Kaşıkçı yasağını deldi
Der Standard, Macron'un Suudi Arabistan'da da ekonomik çıkarlar peşinde koştuğu gözleminde bulunuyor:
“Macron, MbS [Veliaht Prens Muhammed bin Salman Al Saud] ile uzun bir tokalaşmayla başlayan görüşmesini savundu. Suudi Arabistan ile diyaloğun gerekliliğinde şüphe olmadığını, ama bunun Kaşıkçı'nın unutulduğu anlamına da gelmediğini belirtti. Macron, MbS ile tabuları bir kenara bırakarak ve ayrıca insan hakları sorunlarını da ele alarak konuştu.

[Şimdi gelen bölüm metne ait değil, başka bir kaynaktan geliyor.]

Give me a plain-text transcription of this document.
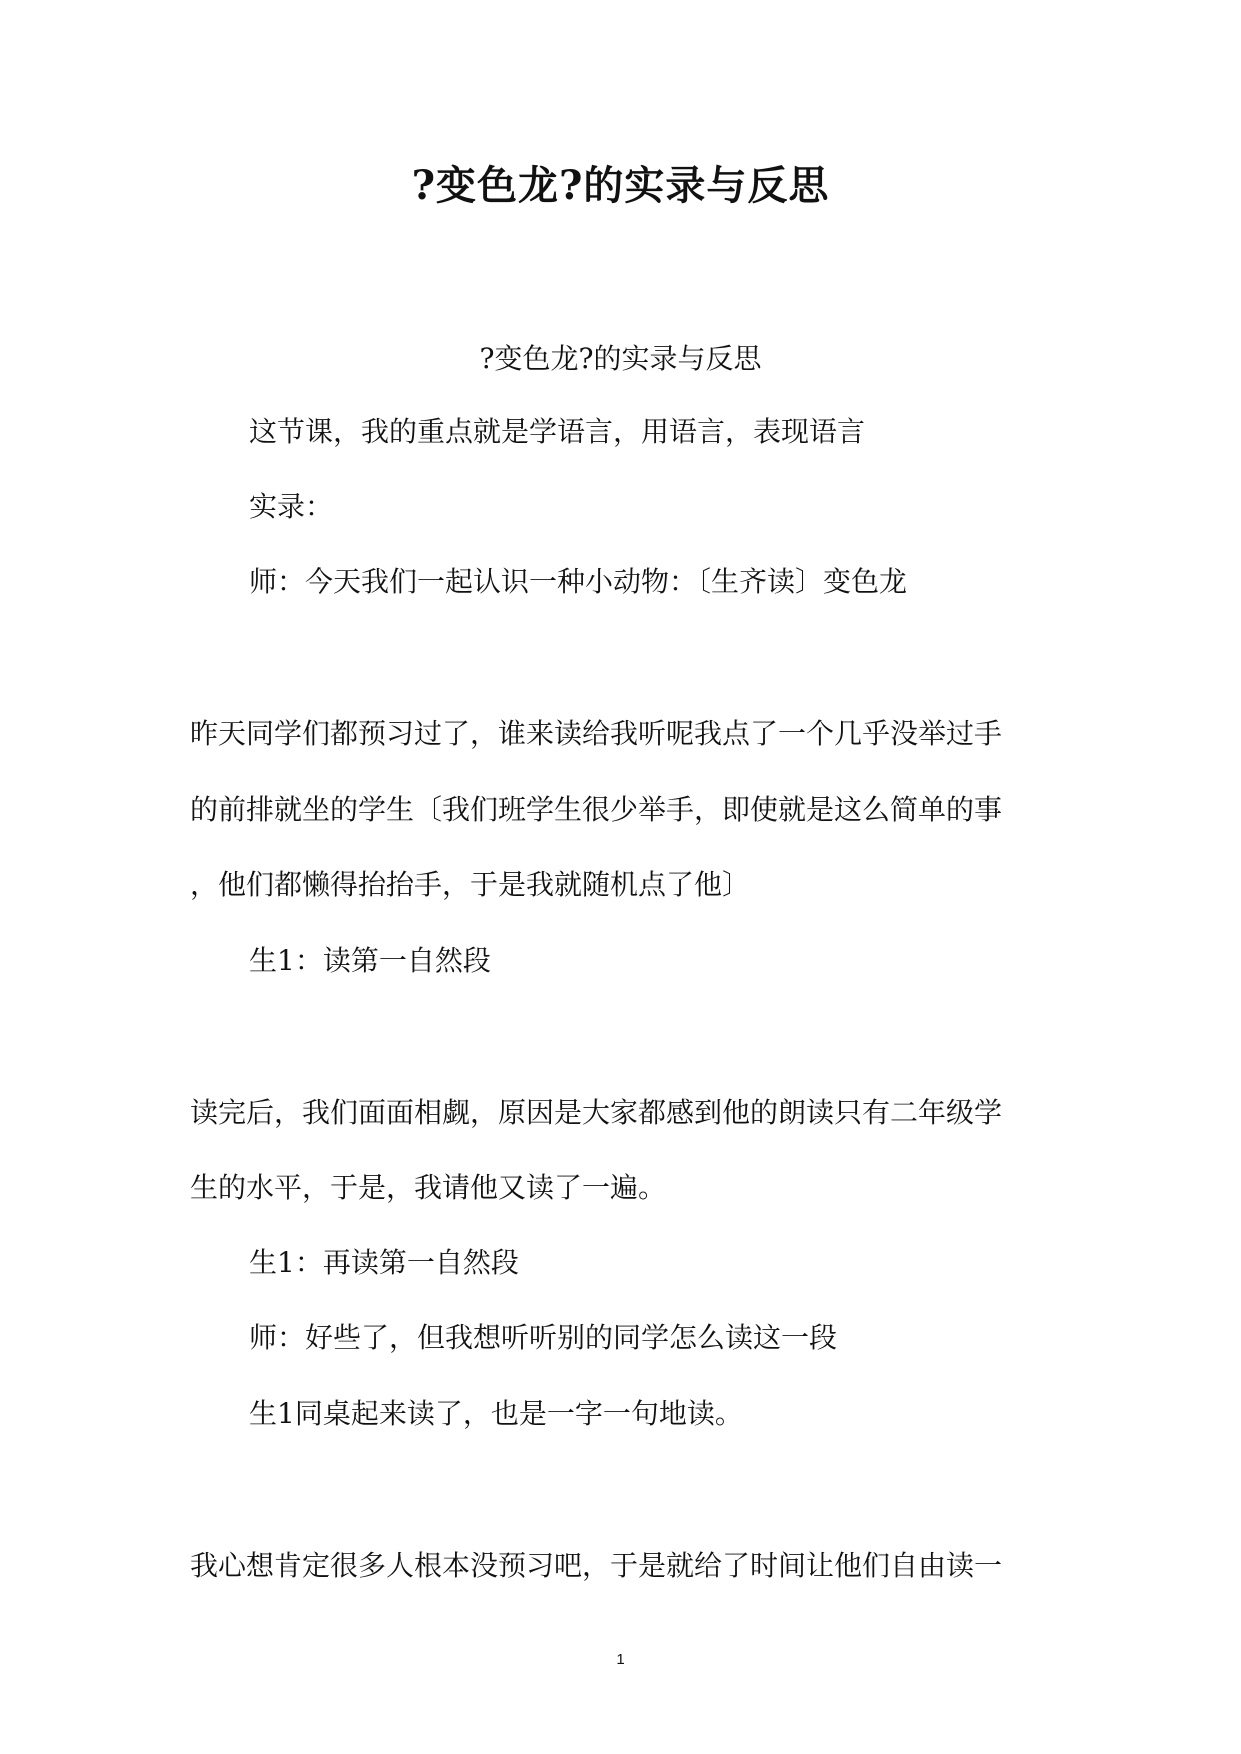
?变色龙?的实录与反思
?变色龙?的实录与反思
这节课，我的重点就是学语言，用语言，表现语言
实录：
师：今天我们一起认识一种小动物：〔生齐读〕变色龙
昨天同学们都预习过了，谁来读给我听呢我点了一个几乎没举过手
的前排就坐的学生〔我们班学生很少举手，即使就是这么简单的事
，他们都懒得抬抬手，于是我就随机点了他〕
生1：读第一自然段
读完后，我们面面相觑，原因是大家都感到他的朗读只有二年级学
生的水平，于是，我请他又读了一遍。
生1：再读第一自然段
师：好些了，但我想听听别的同学怎么读这一段
生1同桌起来读了，也是一字一句地读。
我心想肯定很多人根本没预习吧，于是就给了时间让他们自由读一
1
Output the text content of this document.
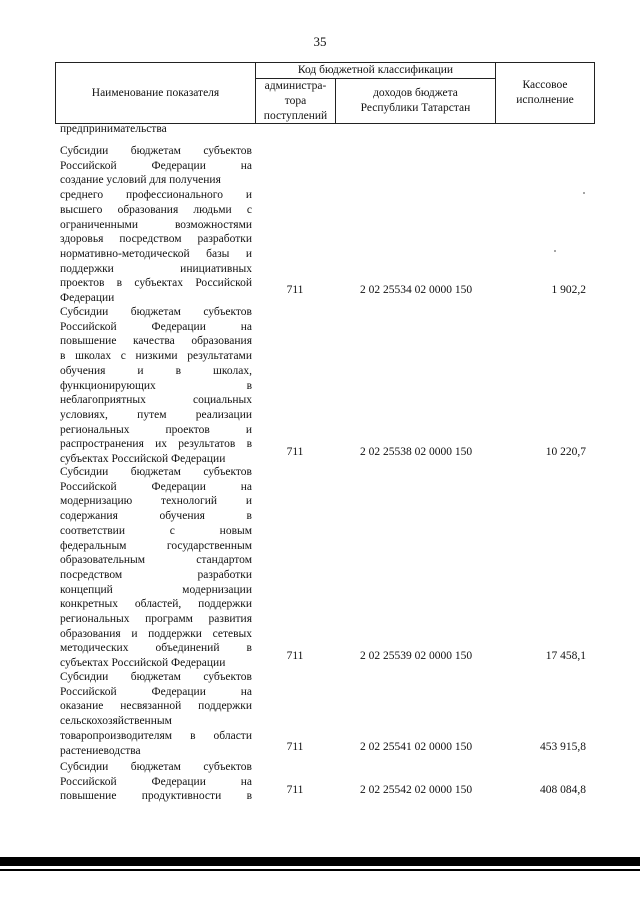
35
Наименование показателя
Код бюджетной классификации
администра-
тора
поступлений
доходов бюджета
Республики Татарстан
Кассовое
исполнение
предпринимательства
Субсидии бюджетам субъектов
Российской Федерации на
создание условий для получения
среднего профессионального и
высшего образования людьми с
ограниченными возможностями
здоровья посредством разработки
нормативно-методической базы и
поддержки инициативных
проектов в субъектах Российской
Федерации
711	2 02 25534 02 0000 150	1 902,2
Субсидии бюджетам субъектов
Российской Федерации на
повышение качества образования
в школах с низкими результатами
обучения и в школах,
функционирующих в
неблагоприятных социальных
условиях, путем реализации
региональных проектов и
распространения их результатов в
субъектах Российской Федерации
711	2 02 25538 02 0000 150	10 220,7
Субсидии бюджетам субъектов
Российской Федерации на
модернизацию технологий и
содержания обучения в
соответствии с новым
федеральным государственным
образовательным стандартом
посредством разработки
концепций модернизации
конкретных областей, поддержки
региональных программ развития
образования и поддержки сетевых
методических объединений в
субъектах Российской Федерации
711	2 02 25539 02 0000 150	17 458,1
Субсидии бюджетам субъектов
Российской Федерации на
оказание несвязанной поддержки
сельскохозяйственным
товаропроизводителям в области
растениеводства	711	2 02 25541 02 0000 150	453 915,8
Субсидии бюджетам субъектов
Российской Федерации на
повышение продуктивности в
711	2 02 25542 02 0000 150	408 084,8
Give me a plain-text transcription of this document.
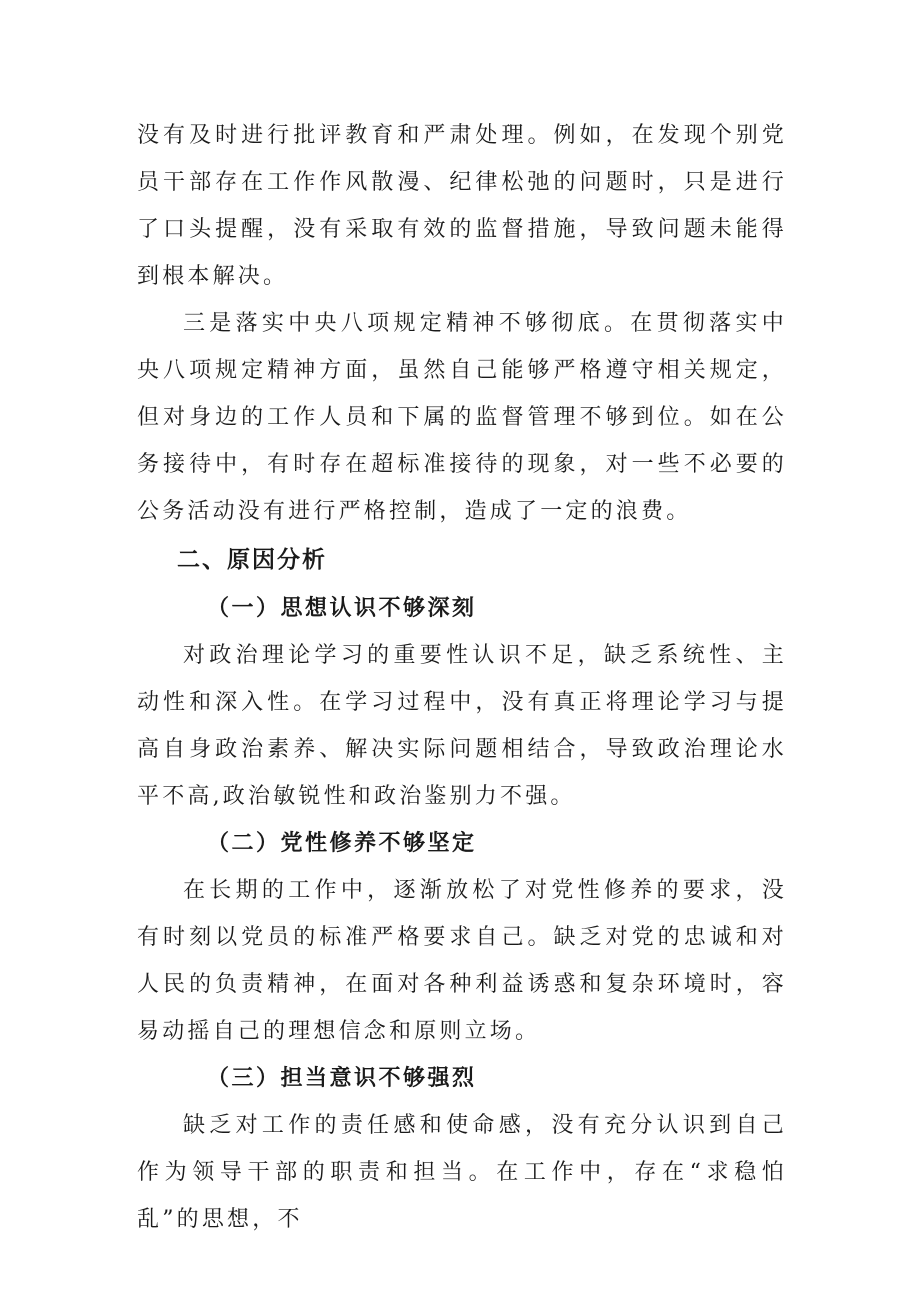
没有及时进行批评教育和严肃处理。例如，在发现个别党员干部存在工作作风散漫、纪律松弛的问题时，只是进行了口头提醒，没有采取有效的监督措施，导致问题未能得到根本解决。

三是落实中央八项规定精神不够彻底。在贯彻落实中央八项规定精神方面，虽然自己能够严格遵守相关规定，但对身边的工作人员和下属的监督管理不够到位。如在公务接待中，有时存在超标准接待的现象，对一些不必要的公务活动没有进行严格控制，造成了一定的浪费。

二、原因分析
（一）思想认识不够深刻

对政治理论学习的重要性认识不足，缺乏系统性、主动性和深入性。在学习过程中，没有真正将理论学习与提高自身政治素养、解决实际问题相结合，导致政治理论水平不高,政治敏锐性和政治鉴别力不强。

（二）党性修养不够坚定

在长期的工作中，逐渐放松了对党性修养的要求，没有时刻以党员的标准严格要求自己。缺乏对党的忠诚和对人民的负责精神，在面对各种利益诱惑和复杂环境时，容易动摇自己的理想信念和原则立场。

（三）担当意识不够强烈

缺乏对工作的责任感和使命感，没有充分认识到自己作为领导干部的职责和担当。在工作中，存在“求稳怕乱”的思想，不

Öte yandan, Macron'un Fransa'daki cumhurbaşkanlığı seçimlerinden birkaç ay önce yaptığı ziyaret ekonomik çıkarlara da hizmet etti. Suudi Arabistan'da, Suudi Arabistan Askeri Endüstrileri ile Airbus ve [uçak parçaları üreticisi] Figeac Aero arasında ortak bir girişim kurulduğu duyuruldu ve devlete ait petrol şirketi Aramco ile de beş yeni sözleşme yapıldı.”
Fransa parıldarken Avrupa tam bir düş kırıklığı
Les Echos yorumcusu David Barroux tamamen başka bir eleştiri getiriyor:
“Eski Kıta, Amerikalılara tamamen bağımlı olmamak için silah endüstrisinde güçlerini birleştirmeli ya da en azından ürünleri uluslararası alanda kendini kanıtlamış üreticileri ödüllendirmeli. ... Savunma söz konusu olduğunda Avrupa, birbirini ayağından hatta sırtından vuran aktörlerden oluşan bir yapboz gibi. On yıllardır endüstriyel güçlerimizi birleştiremedik ve hâlâ [ABD'den] F-35 savaş uçağı ithal etmeyi tercih ediyoruz. Bölünmüşlüğümüz bizi zayıflatıyor ve rakiplerimizi güçlendiriyor.”